In contrast to its normal cautious approach to such agreements, India has been negotiating bilateral trade agreements with a variety of nations over the past year, including Australia, the UK, and Canada. Sitharaman stated on Monday that the 1.4 billion-person country is also moving forward with a deal with the European Union.

G-20, debt
After several meetings this year ended with Russia and China objecting to rhetoric around the crisis in Ukraine, India is under pressure to demonstrate that it can build an accord as the president of the intergovernmental Group of 20 organisation of powerful states.

According to Sitharaman, this is “a fantastic chance for India to demonstrate and to work towards bringing all countries together on fundamental concerns.”

She emphasised the need to give debt relief for more than 70 low-income countries that are currently carrying a combined $326 billion debt load when she said, “It is time that the members of the G-20 sit up and take these challenges on board.”

More than half of the low-income nations in the world are either already in or at significant risk of defaulting on their debt.

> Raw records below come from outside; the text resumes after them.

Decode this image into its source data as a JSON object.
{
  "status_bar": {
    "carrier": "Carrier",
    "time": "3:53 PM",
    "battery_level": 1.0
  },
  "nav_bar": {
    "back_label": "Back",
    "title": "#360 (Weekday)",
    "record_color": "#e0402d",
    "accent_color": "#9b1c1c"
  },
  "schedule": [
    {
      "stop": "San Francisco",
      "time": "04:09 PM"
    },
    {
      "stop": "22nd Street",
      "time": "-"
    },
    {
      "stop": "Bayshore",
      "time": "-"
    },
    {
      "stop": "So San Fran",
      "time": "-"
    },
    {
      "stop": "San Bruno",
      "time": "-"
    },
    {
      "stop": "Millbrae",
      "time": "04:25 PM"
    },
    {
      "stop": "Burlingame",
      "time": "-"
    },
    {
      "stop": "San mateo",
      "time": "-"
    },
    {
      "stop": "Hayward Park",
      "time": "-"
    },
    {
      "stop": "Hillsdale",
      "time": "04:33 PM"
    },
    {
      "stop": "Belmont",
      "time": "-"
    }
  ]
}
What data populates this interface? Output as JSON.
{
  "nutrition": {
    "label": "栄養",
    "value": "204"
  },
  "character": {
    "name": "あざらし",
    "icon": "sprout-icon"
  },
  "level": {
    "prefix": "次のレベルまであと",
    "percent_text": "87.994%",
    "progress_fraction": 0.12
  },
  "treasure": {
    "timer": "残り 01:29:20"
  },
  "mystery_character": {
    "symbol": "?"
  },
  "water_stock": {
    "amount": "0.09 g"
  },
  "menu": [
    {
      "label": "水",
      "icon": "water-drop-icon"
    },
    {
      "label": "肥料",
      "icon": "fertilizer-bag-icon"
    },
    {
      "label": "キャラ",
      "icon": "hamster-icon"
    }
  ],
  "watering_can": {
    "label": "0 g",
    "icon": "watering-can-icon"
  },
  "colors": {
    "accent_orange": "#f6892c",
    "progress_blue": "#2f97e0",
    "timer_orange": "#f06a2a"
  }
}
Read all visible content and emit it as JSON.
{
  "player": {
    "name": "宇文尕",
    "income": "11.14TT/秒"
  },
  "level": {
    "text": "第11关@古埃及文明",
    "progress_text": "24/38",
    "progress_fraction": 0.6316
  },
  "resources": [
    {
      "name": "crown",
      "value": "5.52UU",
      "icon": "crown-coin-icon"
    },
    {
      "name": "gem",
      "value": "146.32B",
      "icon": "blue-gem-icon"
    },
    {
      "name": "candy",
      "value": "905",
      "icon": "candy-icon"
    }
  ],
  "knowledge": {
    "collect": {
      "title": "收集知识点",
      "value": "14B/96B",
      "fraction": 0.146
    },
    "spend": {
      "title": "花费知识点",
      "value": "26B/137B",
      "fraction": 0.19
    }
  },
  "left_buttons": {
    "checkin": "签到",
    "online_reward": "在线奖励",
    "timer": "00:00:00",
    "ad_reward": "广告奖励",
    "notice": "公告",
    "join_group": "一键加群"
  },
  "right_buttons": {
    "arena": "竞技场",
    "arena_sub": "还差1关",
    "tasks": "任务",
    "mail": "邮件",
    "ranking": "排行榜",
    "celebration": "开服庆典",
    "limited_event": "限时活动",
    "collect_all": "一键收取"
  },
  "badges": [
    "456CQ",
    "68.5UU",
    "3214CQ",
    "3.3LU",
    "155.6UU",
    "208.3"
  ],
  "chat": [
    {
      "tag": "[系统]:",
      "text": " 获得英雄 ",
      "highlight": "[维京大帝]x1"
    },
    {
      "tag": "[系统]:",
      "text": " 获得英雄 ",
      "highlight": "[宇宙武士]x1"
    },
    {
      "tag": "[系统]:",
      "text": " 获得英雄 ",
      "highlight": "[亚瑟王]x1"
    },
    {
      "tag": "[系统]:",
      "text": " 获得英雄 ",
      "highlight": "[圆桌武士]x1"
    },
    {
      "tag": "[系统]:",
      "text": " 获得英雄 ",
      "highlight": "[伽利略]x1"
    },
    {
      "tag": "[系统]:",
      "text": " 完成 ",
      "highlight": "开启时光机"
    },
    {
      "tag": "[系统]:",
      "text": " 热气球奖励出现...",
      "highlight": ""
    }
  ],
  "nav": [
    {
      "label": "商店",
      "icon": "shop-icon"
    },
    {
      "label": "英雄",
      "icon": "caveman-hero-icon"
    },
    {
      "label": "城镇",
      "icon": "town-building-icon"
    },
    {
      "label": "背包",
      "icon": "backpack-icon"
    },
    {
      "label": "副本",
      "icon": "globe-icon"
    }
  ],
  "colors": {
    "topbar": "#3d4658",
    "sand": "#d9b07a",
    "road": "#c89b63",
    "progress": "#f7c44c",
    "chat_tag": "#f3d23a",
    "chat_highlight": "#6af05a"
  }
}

Yet, despite the fact that the G-20’s top economies agreed to a plan known as the Common Framework in 2020 to speed up the process of restructuring debts that governments could no longer afford to service or return, not a single country has so far benefited from it.

This matter will be pursued, and Sitharaman expressed her hope for some constructive developments.

Sitharaman, a close ally of Prime Minister Narendra Modi and India’s first female finance minister, is credited with supporting social welfare programmes during the pandemic and reducing the budget gap from a record 9.2% of GDP in 2021 to 5.9% of gross domestic product in the fiscal year beginning in April.